Here is the problem with vote counting. If you counted significance you would say ‘the evidence is inconsistent, with more studies failing to find an effect than studies finding one’. On the other hand, if you look at the actual parameter estimates, then the evidence is not remotely inconsistent: all studies concur that the effect is in the range of -0.3 or -0.4 standard deviations. And, surely, three independent estimates all in this narrow range ought to give you high confidence that the true effect is around here. You ought to have more confidence that there is an effect when you have added the evidence of studies 2 and 3 than you did when you just had study 1. But if you do vote-counting based on significance, then the opposite happens: your initial belief on the basis of ‘significant’ study 1 is eroded by the ‘non-significant’ studies 2 and 3.
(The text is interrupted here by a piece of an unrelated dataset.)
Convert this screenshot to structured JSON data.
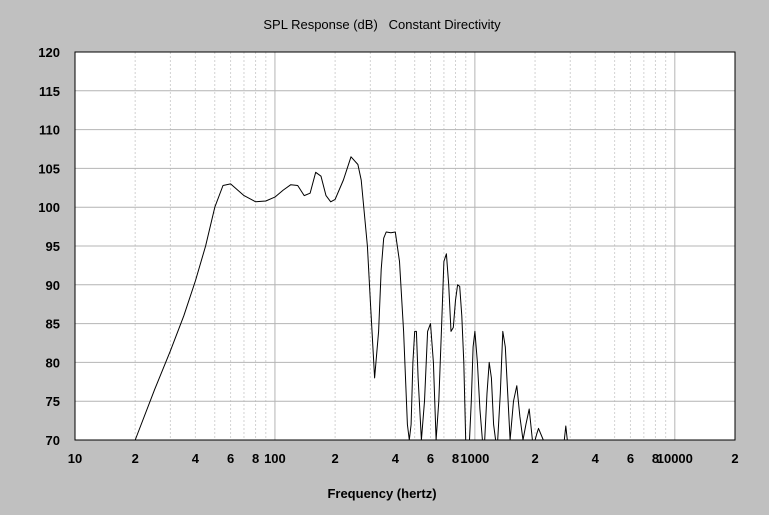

There are even cases where none of the studies finds a significant effect, but the combined evidence suggests there is one. Imagine in our ibuprofen example if the forest plot had looked like this instead:
Here, none of the effects is ‘significant’ (i.e. not significantly different from zero) and so, in terms of vote counting, it’s a landslide for ‘no effect’. But, the studies are all pretty small. They all find parameter estimates in the -0.3 to -0.4 range, just with a broad confidence interval. We feel intuitively that the precision of the three studies considered together ought to be a lot better than any one of them considered individually. If we assume that our best estimate of the true effect size is somewhere close to the average of the estimates from the three studies, say around -0.34, and that the confidence interval for the three combined is smaller than for any one of the studies individually, then these three ‘non-significant’ studies actually seem to be telling us that there might be a significant effect.
Just as vote counting can make us believe there is no meaningful effect when there probably is one, it can make us believe there is a meaningful effect when there probably isn’t. Let’s imagine a case where there are a couple of very small studies finding large effects, and then one much more serious follow up finding en effect close to zero. It could look like this:
Here, two out of three had ‘significant’ effects, so vote-counting favours the hypothesis of an effect. But, if you consider the total number of people who have actually been studied, just 50 of them went into the studies claiming an effect, whereas 550 of them went into a study finding an effect size very close to zero. If the votes were weighted by the number of participants, and hence the amount of evidence, in the study, then study 3 would count a lot more than studies 1 and 2 combined.